2012/03/26

Aninhas e o olho-mágico

A campainha tocava por volta das duas horas. A Alzira interrompia a limpeza da cozinha, fechava a torneira do lava-loiças, panelas e tachos deixados num transitório descanso dentro da cuba de inox, limpava as mãos molhadas ao avental da farda, caminhava lentamente pelo corredor em direcção à porta. Quem é?, perguntava e sabia de antemão a resposta, ainda assim punha-se em biquinhos de pés a espreitar pelo olho mágico, a porta abria-se logo de seguida, faça favor de entrar, Senhor Doutor, a menina Aninhas já está no quarto à sua espera. Olhava-te a Alzira demoradamente, eras nessa altura um homem bonito, elegância trabalhada, ainda a podridão da velhice não te chegara, usavas fatos de dois botões, camisas brancas feitas por medida, botões de punho, um anel brasonado no dedo mindinho. Venha que levo-o até lá, depois, se quiser, posso arranjar-lhes um lanche. Davas-lhe uma pancadinha do braço para sentires a firmeza do corpo, gozavas em silêncio o atrevimento, deixa estar Alzira, conheço bem o caminho; metias-lhe uma nota de quinhentos escudos no bolso da farda, não vale a pena preocupares-te com o lanche, almocei uma feijoada à transmontana, ainda estou a arrotar a morcela e couve lombarda, e chegavas-lhe o rosto, boca aberta, para que ela sentisse no teu hálito a verdade do que dizias. A tua mão entrava então no bolso de renda pontilhada da farda, tocava o osso ilíaco, saliência tão estranha, onde se sente a finitude do corpo, espécie de cabo, lugar sombrio onde alguma coisa termina e outra começa; esse toque, breve, fazia despertar o seu corpo adormecido, o teu também despertava que uma empregada doméstica é sempre mulher de muita serventia.

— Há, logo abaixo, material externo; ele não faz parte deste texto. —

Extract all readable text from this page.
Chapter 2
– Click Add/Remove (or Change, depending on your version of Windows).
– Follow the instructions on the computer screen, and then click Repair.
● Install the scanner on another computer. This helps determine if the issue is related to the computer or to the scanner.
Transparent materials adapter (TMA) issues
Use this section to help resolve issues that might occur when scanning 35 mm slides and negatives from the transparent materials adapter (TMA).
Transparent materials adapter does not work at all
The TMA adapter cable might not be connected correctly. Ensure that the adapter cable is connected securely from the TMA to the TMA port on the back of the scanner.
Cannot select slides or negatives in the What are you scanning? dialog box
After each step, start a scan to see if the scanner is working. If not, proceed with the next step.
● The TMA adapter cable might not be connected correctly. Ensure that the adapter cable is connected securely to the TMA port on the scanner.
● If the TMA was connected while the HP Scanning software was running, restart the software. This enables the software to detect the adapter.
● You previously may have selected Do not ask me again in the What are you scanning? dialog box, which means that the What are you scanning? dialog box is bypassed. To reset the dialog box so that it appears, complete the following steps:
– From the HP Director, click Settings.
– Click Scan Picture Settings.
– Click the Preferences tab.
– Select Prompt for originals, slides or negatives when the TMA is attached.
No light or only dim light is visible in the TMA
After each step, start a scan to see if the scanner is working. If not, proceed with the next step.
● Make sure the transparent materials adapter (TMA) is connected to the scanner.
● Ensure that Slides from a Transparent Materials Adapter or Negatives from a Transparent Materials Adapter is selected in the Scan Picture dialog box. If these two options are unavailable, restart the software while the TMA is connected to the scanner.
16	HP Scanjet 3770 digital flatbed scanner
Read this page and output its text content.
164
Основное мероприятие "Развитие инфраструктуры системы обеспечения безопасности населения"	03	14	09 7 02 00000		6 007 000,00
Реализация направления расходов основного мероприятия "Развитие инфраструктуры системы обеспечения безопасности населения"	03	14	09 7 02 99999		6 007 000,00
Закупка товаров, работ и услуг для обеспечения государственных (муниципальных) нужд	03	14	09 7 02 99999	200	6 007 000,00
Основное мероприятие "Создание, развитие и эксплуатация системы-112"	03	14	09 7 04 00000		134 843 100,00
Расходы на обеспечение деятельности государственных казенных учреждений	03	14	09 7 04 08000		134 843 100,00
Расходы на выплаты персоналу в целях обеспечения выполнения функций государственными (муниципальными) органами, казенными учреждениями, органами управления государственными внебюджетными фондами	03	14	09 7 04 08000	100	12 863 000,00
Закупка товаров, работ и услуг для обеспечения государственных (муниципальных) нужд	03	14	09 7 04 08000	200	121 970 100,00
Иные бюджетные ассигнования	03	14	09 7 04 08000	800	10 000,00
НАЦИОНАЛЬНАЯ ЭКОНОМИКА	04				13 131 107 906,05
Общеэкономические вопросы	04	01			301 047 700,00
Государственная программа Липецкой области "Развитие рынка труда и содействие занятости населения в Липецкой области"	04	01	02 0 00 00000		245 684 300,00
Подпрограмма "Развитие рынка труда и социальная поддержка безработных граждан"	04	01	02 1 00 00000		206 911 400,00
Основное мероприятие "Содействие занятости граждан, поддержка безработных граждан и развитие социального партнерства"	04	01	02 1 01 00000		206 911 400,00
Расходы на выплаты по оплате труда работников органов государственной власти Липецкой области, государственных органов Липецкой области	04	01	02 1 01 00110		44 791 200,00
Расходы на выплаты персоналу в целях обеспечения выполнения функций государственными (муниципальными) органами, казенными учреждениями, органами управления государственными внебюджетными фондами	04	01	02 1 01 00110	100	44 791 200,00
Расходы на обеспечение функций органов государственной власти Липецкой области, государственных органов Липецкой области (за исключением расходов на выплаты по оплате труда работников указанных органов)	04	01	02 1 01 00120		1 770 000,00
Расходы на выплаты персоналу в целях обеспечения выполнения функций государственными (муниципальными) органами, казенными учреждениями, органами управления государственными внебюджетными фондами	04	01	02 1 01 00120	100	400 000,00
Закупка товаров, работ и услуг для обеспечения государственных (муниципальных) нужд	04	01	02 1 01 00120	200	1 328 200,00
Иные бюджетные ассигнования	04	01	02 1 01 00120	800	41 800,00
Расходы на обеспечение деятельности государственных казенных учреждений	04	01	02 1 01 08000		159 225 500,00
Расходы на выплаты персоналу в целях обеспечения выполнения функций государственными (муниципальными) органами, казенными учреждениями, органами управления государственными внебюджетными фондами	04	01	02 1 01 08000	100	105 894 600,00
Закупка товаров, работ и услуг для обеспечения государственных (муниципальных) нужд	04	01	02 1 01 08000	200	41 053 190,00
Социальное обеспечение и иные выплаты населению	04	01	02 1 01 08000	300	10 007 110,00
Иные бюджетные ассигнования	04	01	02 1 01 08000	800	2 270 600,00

Esperava-te no quarto. Escutava os teus passos e a tua aproximação, saber-te do outro lado, fazia crescer o meu desejo. Às vezes, tão grande era, fazia tremer-me. Tens frio, Aninhas?, dizias ao entrar e sem mais começavas a despir-me. Na cozinha, a Alzira tirava a nota de quinhentos escudos do bolso, olhava com desprezo a cuba de inox, deixava os tachos e panelas para depois. Ficava à coca. Apurava os sentidos, escutava com aprumo de tísica os ruídos, os estores baixando, as cortinas corridas, a chave rodando na fechadura, uma, duas voltas, porta fechada, sossego garantido para a explicação de matemática. O meu abandono, esse meu desfalecimento de presa fácil, dava-lhe ânsias de liberdade, estava certa de que o teu método de ensino era único, talvez a bissectriz e os números primos se decorassem melhor na escuridão, talvez o cálculo algébrico se apreendesse melhor na liberdade da nudez.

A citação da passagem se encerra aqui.